Dr. Minjun Chen is a senior scientist at Division of Bioinformatics and Biostatistics, the US FDA’s National Center for Toxicological Research (NCTR). His major research interests encompass to develop the state-of-the-art computational technologies for the study of drug-induced liver injury and liver disease. He developed the “rule-of-two” and DILIscore models and applied these models to evaluate drug-induced liver injury (DILI) risk of over 50 NDA and IND submissions for supporting the FDA reviewers’ regulatory decision. He also developed the DILIrank database, which has been widely used by the community to support the development of DILI predictive models and biomarkers. He is one of the founders and the chair of the FDA Liver Toxicity Working Group (LTWG) and serves as the vice president of the computational toxicological special section (CTSS) of Society of Toxicology. Dr. Chen has published over 100 peer-reviewed papers and book chapters and is the major editor of a book titled “Drug-Induced
Liver Toxicity” published by Humana Press, Springer in 2018.

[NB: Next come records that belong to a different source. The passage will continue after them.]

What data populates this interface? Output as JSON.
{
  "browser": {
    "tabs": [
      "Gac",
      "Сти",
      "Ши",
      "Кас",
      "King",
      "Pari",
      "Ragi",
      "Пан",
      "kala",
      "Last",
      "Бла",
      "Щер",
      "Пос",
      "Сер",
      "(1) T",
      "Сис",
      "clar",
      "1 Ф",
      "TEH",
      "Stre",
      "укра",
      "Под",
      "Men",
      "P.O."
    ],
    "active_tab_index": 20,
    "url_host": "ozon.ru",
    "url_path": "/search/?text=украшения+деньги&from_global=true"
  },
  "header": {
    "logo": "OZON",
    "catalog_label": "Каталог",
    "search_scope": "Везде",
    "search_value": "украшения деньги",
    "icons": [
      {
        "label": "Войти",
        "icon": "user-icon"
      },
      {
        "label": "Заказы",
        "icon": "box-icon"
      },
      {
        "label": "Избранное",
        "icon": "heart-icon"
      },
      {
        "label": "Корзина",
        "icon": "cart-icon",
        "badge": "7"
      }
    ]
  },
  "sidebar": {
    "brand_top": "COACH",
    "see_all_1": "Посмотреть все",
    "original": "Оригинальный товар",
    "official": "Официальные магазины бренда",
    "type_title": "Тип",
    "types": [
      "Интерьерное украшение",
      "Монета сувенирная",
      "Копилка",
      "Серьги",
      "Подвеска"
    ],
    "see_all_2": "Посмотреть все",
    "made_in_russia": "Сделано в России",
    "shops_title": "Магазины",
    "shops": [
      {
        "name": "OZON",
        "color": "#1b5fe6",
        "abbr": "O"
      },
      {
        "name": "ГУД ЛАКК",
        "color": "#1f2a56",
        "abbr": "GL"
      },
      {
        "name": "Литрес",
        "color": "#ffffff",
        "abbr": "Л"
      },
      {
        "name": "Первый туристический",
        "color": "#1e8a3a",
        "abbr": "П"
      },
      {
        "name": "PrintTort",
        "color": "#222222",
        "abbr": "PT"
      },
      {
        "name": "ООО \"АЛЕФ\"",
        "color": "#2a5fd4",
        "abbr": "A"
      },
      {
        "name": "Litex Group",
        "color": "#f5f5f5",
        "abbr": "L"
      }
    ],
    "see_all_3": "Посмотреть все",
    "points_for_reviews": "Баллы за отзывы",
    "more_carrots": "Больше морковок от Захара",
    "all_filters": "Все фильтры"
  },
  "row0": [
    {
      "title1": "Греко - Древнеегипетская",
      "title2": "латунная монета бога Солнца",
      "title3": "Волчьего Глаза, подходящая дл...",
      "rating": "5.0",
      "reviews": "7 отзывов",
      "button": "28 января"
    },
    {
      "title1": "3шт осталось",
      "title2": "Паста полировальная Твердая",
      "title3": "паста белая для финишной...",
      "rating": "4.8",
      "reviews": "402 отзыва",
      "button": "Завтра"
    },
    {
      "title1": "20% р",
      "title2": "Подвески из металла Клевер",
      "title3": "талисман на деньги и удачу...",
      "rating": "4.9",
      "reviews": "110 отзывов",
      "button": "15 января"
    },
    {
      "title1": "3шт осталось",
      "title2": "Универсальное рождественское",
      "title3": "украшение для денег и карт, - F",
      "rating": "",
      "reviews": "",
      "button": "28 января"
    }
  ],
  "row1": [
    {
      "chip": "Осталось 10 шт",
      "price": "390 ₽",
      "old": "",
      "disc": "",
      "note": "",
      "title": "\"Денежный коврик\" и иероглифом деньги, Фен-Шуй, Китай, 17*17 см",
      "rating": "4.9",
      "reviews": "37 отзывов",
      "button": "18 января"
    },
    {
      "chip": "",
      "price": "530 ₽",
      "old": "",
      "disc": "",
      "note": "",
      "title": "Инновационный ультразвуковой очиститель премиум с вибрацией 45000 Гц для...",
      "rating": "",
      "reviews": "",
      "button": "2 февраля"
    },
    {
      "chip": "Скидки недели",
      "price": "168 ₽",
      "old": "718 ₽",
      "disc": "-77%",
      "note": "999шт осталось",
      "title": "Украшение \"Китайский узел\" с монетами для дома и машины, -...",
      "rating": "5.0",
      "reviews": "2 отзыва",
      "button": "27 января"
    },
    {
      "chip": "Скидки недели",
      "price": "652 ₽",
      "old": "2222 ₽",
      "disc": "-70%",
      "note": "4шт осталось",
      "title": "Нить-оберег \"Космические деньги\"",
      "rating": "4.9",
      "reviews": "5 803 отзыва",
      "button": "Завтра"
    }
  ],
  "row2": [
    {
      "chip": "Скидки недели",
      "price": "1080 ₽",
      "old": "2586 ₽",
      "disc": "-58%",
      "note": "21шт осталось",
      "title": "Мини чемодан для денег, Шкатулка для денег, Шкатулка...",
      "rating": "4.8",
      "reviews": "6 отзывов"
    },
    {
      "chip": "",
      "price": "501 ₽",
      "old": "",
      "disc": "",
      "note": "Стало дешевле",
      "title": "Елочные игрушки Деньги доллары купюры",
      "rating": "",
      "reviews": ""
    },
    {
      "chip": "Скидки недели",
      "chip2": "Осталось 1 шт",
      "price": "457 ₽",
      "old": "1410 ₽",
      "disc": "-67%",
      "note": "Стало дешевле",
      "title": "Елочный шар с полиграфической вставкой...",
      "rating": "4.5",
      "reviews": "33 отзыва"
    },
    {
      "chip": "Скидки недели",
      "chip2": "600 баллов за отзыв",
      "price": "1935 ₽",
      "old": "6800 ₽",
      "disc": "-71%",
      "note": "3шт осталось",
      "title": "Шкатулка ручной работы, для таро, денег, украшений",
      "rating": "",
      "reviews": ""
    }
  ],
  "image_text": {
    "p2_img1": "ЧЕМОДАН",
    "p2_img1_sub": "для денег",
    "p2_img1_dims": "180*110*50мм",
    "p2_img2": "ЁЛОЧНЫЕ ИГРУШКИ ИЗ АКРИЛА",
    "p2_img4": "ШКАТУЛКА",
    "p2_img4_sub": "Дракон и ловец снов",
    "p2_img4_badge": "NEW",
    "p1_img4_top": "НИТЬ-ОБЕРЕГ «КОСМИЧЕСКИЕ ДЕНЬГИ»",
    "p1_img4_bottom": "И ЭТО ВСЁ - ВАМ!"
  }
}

OpenTox 2022 Virtual Conference
Quantitative Structure-Activity Relationship (QSAR) Model for Predicting a Drug’s Potential to Cause Liver Injury in Human
Drug-induced liver injury (DILI) is one of the leading causes of the termination of drug development programs. Consequently, identifying the risk of DILI in humans for drug candidates during the early stages of the development process would greatly reduce the drug attrition rate in the pharmaceutical industry but would require the implementation of new research and development strategies. In this regard, several in silico models have been proposed as alternative means in prioritizing drug candidates. Because the accuracy and utility of a predictive model rests largely on how to annotate the potential of a drug to cause DILI in a reliable and consistent way, the Food and Drug Administration–approved drug labeling was given prominence. Out of 387 drugs annotated, 197 drugs were used to develop a quantitative structure-activity relationship (QSAR) model and the model was subsequently challenged by the left of drugs serving as an external validation set with an overall prediction accuracy of 68.9%. The performance of the model was further assessed by the use of 2 additional independent validation sets. The presented QSAR model, used together with other models developed in our group, could be useful in drug discovery to assess drug candidates for their DILI potential in humans.